La télévision publique traverse une période difficile, et pas seulement au pays. Les chaînes publiques de plusieurs pays d'Europe ont été contraintes, ces dernières années, de rajuster le tir devant la concurrence grandissante des chaînes spécialisées et privées. La SRC n'a pas échappé à ce sort, et la bataille a été d'autant plus dure au cours des années 90 que le gouvernement fédéral a sabré dans ses budgets. La course aux revenus publicitaires - directement proportionnels à l'importance de l'écoute - s'est intensifiée. La dictature des cotes d'écoute s'est imposée et, avec le temps, la distinction entre la télévision publique et la télévision privée est devenue, par moments, de plus en plus ténue.

Au milieu des années 90, la décision d'Ottawa de réaménager la structure d'aide aux productions dramatiques afin de forcer les télédiffuseurs à faire appel aux producteurs privés a également affaibli la SRC. Le volume de production interne a chuté et, avec lui, la nervosité créatrice de la boîte.

Dans cette ambiance de morosité où le télédiffuseur n'en finit plus de chercher sa place au soleil, le climat de travail s'est graduellement détérioré et un sentiment d'insatisfaction généralisée s'est installé. La radio d'État n'a pas échappé à l'air du temps et, là aussi, la notion de service public s'est érodée au profit d'un concept populiste misant sur le divertissement.

Faut-il conclure pour autant que l'affrontement actuel était inévitable? Non, certes, car on ne voit vraiment pas ce qu'il y a à gagner d'un tel conflit. On reste songeur devant la force de la réplique patronale, qui a rétorqué à une grève de 24 heures en empêchant les syndiqués de rentrer au travail tant que la convention collective ne serait pas signée. Radio-Canada a voulu s'éviter des grèves de 24 heures à répétition, ce qui aurait rendu très difficile la gestion de sa programmation.
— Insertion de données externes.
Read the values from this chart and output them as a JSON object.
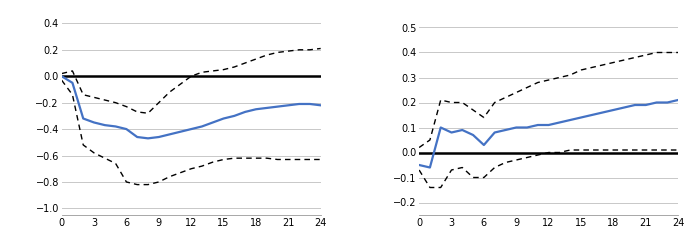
{
  "left": {
    "x": [
      0,
      1,
      2,
      3,
      4,
      5,
      6,
      7,
      8,
      9,
      10,
      11,
      12,
      13,
      14,
      15,
      16,
      17,
      18,
      19,
      20,
      21,
      22,
      23,
      24
    ],
    "blue": [
      0.0,
      -0.05,
      -0.32,
      -0.35,
      -0.37,
      -0.38,
      -0.4,
      -0.46,
      -0.47,
      -0.46,
      -0.44,
      -0.42,
      -0.4,
      -0.38,
      -0.35,
      -0.32,
      -0.3,
      -0.27,
      -0.25,
      -0.24,
      -0.23,
      -0.22,
      -0.21,
      -0.21,
      -0.22
    ],
    "upper": [
      0.02,
      0.04,
      -0.14,
      -0.16,
      -0.18,
      -0.2,
      -0.23,
      -0.27,
      -0.28,
      -0.2,
      -0.12,
      -0.06,
      0.0,
      0.03,
      0.04,
      0.05,
      0.07,
      0.1,
      0.13,
      0.16,
      0.18,
      0.19,
      0.2,
      0.2,
      0.21
    ],
    "lower": [
      -0.03,
      -0.14,
      -0.52,
      -0.58,
      -0.62,
      -0.66,
      -0.8,
      -0.82,
      -0.82,
      -0.8,
      -0.76,
      -0.73,
      -0.7,
      -0.68,
      -0.65,
      -0.63,
      -0.62,
      -0.62,
      -0.62,
      -0.62,
      -0.63,
      -0.63,
      -0.63,
      -0.63,
      -0.63
    ],
    "zero": [
      0,
      0,
      0,
      0,
      0,
      0,
      0,
      0,
      0,
      0,
      0,
      0,
      0,
      0,
      0,
      0,
      0,
      0,
      0,
      0,
      0,
      0,
      0,
      0,
      0
    ],
    "ylim": [
      -1.05,
      0.52
    ],
    "yticks": [
      -1.0,
      -0.8,
      -0.6,
      -0.4,
      -0.2,
      0.0,
      0.2,
      0.4
    ],
    "xticks": [
      0,
      3,
      6,
      9,
      12,
      15,
      18,
      21,
      24
    ]
  },
  "right": {
    "x": [
      0,
      1,
      2,
      3,
      4,
      5,
      6,
      7,
      8,
      9,
      10,
      11,
      12,
      13,
      14,
      15,
      16,
      17,
      18,
      19,
      20,
      21,
      22,
      23,
      24
    ],
    "blue": [
      -0.05,
      -0.06,
      0.1,
      0.08,
      0.09,
      0.07,
      0.03,
      0.08,
      0.09,
      0.1,
      0.1,
      0.11,
      0.11,
      0.12,
      0.13,
      0.14,
      0.15,
      0.16,
      0.17,
      0.18,
      0.19,
      0.19,
      0.2,
      0.2,
      0.21
    ],
    "upper": [
      0.02,
      0.05,
      0.21,
      0.2,
      0.2,
      0.17,
      0.14,
      0.2,
      0.22,
      0.24,
      0.26,
      0.28,
      0.29,
      0.3,
      0.31,
      0.33,
      0.34,
      0.35,
      0.36,
      0.37,
      0.38,
      0.39,
      0.4,
      0.4,
      0.4
    ],
    "lower": [
      -0.07,
      -0.14,
      -0.14,
      -0.07,
      -0.06,
      -0.1,
      -0.1,
      -0.06,
      -0.04,
      -0.03,
      -0.02,
      -0.01,
      0.0,
      0.0,
      0.01,
      0.01,
      0.01,
      0.01,
      0.01,
      0.01,
      0.01,
      0.01,
      0.01,
      0.01,
      0.01
    ],
    "zero": [
      0,
      0,
      0,
      0,
      0,
      0,
      0,
      0,
      0,
      0,
      0,
      0,
      0,
      0,
      0,
      0,
      0,
      0,
      0,
      0,
      0,
      0,
      0,
      0,
      0
    ],
    "ylim": [
      -0.25,
      0.58
    ],
    "yticks": [
      -0.2,
      -0.1,
      0.0,
      0.1,
      0.2,
      0.3,
      0.4,
      0.5
    ],
    "xticks": [
      0,
      3,
      6,
      9,
      12,
      15,
      18,
      21,
      24
    ]
  },
  "blue_color": "#4472C4",
  "black_color": "#000000",
  "dashed_color": "#000000",
  "bg_color": "#ffffff",
  "grid_color": "#c8c8c8"
}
En effet, d'autres grèves étaient à prévoir.

Mais cette crainte ne justifiait pas une escalade aussi radicale dont les conséquences pourraient être considérables sans un retour rapide à la normale. Radio-Canada ne peut se permettre une nouvelle érosion de ses cotes d'écoute. Faut-il rappeler que les actualités sont suspendues au moment où sévit, au Proche-Orient, un conflit dont la télévision publique est la mieux placée, au Québec, pour rendre compte?

L'écart entre les parties semble considérable, notamment en ce qui touche à la rémunération, qui n'a pas encore fait l'objet de discussions. Les deux points qui ont surtout retenu l'attention des médias sont bien davantage la discrimination envers les employés francophones du Québec et du Nouveau-Brunswick comparativement à leurs collègues anglophones ontariens, ainsi que les iniquités entre les salaires des hommes et ceux des femmes. Il ne fait aucun doute qu'il faudra examiner ces conditions de travail de plus près de manière à corriger de telles iniquités.

Mais l'enjeu crucial de ce conflit reste l'accès à la permanence. Le syndicat a efficacement mis en lumière le statut incertain dont doivent se contenter de nombreux employés, ballottés d'un contrat à l'autre, même après de nombreuses années de service. Même en tenant compte de la flexibilité indispensable à une entreprise de communication, Radio-Canada devra faire son bout de chemin à ce sujet.

Les prochains jours seront déterminants. Ou bien les parties manifesteront une ouverture qui a fait défaut jusqu'à présent, et la signature apparaîtra comme un objectif réalisable avant le mois prochain, ou bien elles se traîneront les pieds et, le temps passant, la saison chaude arrivera sans qu'une entente n'ait eu lieu. Il sera alors très difficile de mettre fin au conflit avant l'automne. Le syndicat et la direction doivent tout faire pour éviter ce scénario qui entraînerait pour la chaîne principale, comme pour RDI, une perte d'auditoire que la société pourrait ne jamais retrouver. Ni Radio-Canada ni son public ne peuvent se payer un telle aventure.